What could be better than a medical thriller written by a physician? Not since COMA by Robin Cook, and The Andromeda Strain by Michael Crichton, have I been this excited about a medical thriller. Author and physician Timothy D. Browne’s Maya Hope offers a devastating medical what-if scenario and then he backs it up with layers of believable science and human nature. The story is set in the medical mission field, those end-of-the-earth places where people suffer from lack of medical care. Places the rest of the world ignores. Places where the poor are the most vulnerable. Take a thrill ride to the remote villages of Guatemala where something is happening to the villagers that a visiting physician cannot ignore or explain until he digs deeper into unspeakable danger.
Dr. Browne knows these places. He served as a medical missionary for years. For example, he served on Mercy Ships in Serra Leone, Africa around the time the peace treaty was signed. Think Blood Diamonds and injuries by machete. It takes a special kind of courage or craziness to deliver medical care and mission work to the ends of the earth. Sierra Leone absolutely qualifies as the undesirable end of the earth, if you know what I mean.
I met Dr. Browne at a medical conference in Las Vegas, years after he invited my husband to work on the Mercy Ships mission to Sierra Leone, Africa. Dr. Browne mentioned his upcoming book then and I have been looking forward since then to seeing it published. Only someone who has worked in the mission field as a missionary could have written this story with such authenticity and accuracy.
I highly recommend this story, but buckle your seat belt. It’s a thrill ride that might leave you with a lasting unease from the “what if” premise.
So far the book is available in print, but perhaps Dr. Browne will offer it in eBook format in the future.
When I told my mother that my husband, my daughter and I were bringing drugs into a South American country this alarmed her so much I had to confess it was for a medical mission. Though I knew only first aid and enough Spanish to order food, I volunteered for a medical mission to Quito, Ecuador, with thirty-three others at the invitation of Reverend Tom Rackoczy.
Tom assured me there was plenty for me to do. He explained that part of the mission included basic medical and dental care for the poor just outside the city. I would be asking people to read an eye chart and giving out glasses and shoes. I learned the Spanish alphabet so I could read the eye chart. ‘Outside the city’ turned out to mean 11,000 feet above sea level on the hillside of one of the four active volcanoes that surround Quito. Falling ash, which is like greasy snow, reminded us daily of our tenuous existence in the shadow of these menacing mountains.
It was the summer of 1998 and the economy in Ecuador was in collapse. Their currency known as the sucre, was devalued as banks failed and closed. We were unaware of this problem because we were focused on the medical and dental needs of the poor. Our clinic treated 1257 people from August 8 to the 16th. Of those, 335 were under the age of seven. Every man, woman and child left the clinic with a Bible. Though many live below the poverty line, the literacy rate in Ecuador is in the 90 percent range.

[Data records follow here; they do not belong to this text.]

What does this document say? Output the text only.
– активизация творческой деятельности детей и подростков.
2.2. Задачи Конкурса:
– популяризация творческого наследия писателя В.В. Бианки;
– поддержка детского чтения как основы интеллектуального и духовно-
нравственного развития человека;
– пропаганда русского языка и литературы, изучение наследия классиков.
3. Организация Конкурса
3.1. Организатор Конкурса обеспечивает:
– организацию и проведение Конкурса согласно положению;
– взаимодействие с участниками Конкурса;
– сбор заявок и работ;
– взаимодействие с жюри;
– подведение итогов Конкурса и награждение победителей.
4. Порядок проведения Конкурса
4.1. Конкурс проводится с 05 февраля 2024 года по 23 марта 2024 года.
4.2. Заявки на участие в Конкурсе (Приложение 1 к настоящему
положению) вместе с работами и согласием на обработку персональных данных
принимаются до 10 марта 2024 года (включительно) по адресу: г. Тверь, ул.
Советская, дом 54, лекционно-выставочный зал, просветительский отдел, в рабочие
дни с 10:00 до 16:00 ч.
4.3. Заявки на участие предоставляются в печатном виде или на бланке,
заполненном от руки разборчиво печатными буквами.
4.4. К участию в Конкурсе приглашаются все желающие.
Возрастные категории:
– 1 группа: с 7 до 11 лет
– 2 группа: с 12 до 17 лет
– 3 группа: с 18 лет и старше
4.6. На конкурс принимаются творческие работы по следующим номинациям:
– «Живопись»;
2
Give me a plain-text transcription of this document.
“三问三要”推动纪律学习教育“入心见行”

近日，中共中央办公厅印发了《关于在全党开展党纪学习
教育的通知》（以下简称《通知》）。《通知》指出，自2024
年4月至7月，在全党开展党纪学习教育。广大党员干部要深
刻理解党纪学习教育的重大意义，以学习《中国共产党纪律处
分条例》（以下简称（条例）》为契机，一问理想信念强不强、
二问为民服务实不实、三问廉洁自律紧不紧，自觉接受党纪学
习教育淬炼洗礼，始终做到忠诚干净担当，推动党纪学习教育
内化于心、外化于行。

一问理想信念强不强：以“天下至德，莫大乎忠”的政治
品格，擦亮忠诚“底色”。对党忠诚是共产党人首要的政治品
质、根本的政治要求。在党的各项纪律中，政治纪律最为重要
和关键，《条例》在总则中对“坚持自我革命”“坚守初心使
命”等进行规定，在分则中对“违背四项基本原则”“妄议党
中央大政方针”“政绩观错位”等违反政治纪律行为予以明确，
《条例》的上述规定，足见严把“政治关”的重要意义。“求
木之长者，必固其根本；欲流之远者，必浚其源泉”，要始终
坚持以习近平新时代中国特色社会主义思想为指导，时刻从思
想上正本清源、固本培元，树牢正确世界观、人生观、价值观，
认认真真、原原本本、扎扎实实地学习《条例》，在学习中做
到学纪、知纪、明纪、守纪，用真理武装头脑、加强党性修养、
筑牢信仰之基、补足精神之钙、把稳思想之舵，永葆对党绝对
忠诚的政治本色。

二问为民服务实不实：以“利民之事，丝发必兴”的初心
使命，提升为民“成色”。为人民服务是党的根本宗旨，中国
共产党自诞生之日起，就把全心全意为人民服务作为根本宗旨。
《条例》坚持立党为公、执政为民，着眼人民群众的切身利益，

I wrote the following on the last day of the mission.
I NEVER EXPECTED:
- a faucet marked C would give HOT water
- to hear a rooster in a city of 1.8 million
- to see my husband straddling the equator
- my child to ask for five-thousand [sucre] to buy a pack of gum
- my physician husband to learn only one phrase in Spanish, which he never used, “Do you have your insurance card?” He was overjoyed he had no paperwork to file.
- to hear dentist Daron Sheline sing “It’s a wonderful day in the neighborhood” as he stepped into the clinic.
- to see women carrying chickens in their sweaters
- that wire and sheets of black visqueen could serve as exam room walls
- to hear a man read lines of the eye chart as words “DAOF” and “OFLACTA” which made the interpreter giggle
- to watch jets roar by at eye level to our hotel room
- that coffee poured like syrup and served with hot milk would keep us caffeinated all day long
- that we would set aside five million [sucre] for a day’s shopping
- that a warm coca cola would taste so good
- that I would feel so tall in a crowd
- that a lack of cats in the streets meant the street food vendors were stocked up
- that people would get so excited to receive a pair of used glasses or shoes
- that a rooster couldn’t tell the difference between sunrise and streetlights
- that I could fall asleep with the sound of gunfire in the streets below
- that I could be of any help on a medical mission
- that I’d learn new ways to flush a toilet
- that while wearing a coat of dust and vomit stains, I could feel so happy
- that I would learn from a mission how much I can live without.
I appreciate the universal symbols used on restrooms all the more since that experience. At a restaurant I was faced with choosing between two doors for the women’s restroom. Nothing was labeled Damas or Senoritas. Hopping in place, I asked my daughter, “Am I a Caballero?”
She shouted back, “Only if you stand up to pee.”
That mission trip sparked my daughter’s interest in medicine, she is an LPN working for a home health care company and she is working on her BSN. My husband is an orthopedic surgeon. Me? Still just first-aid trained, but glad I volunteered for the trip. Thank you, Reverend Tom Rackoczy, for inviting us.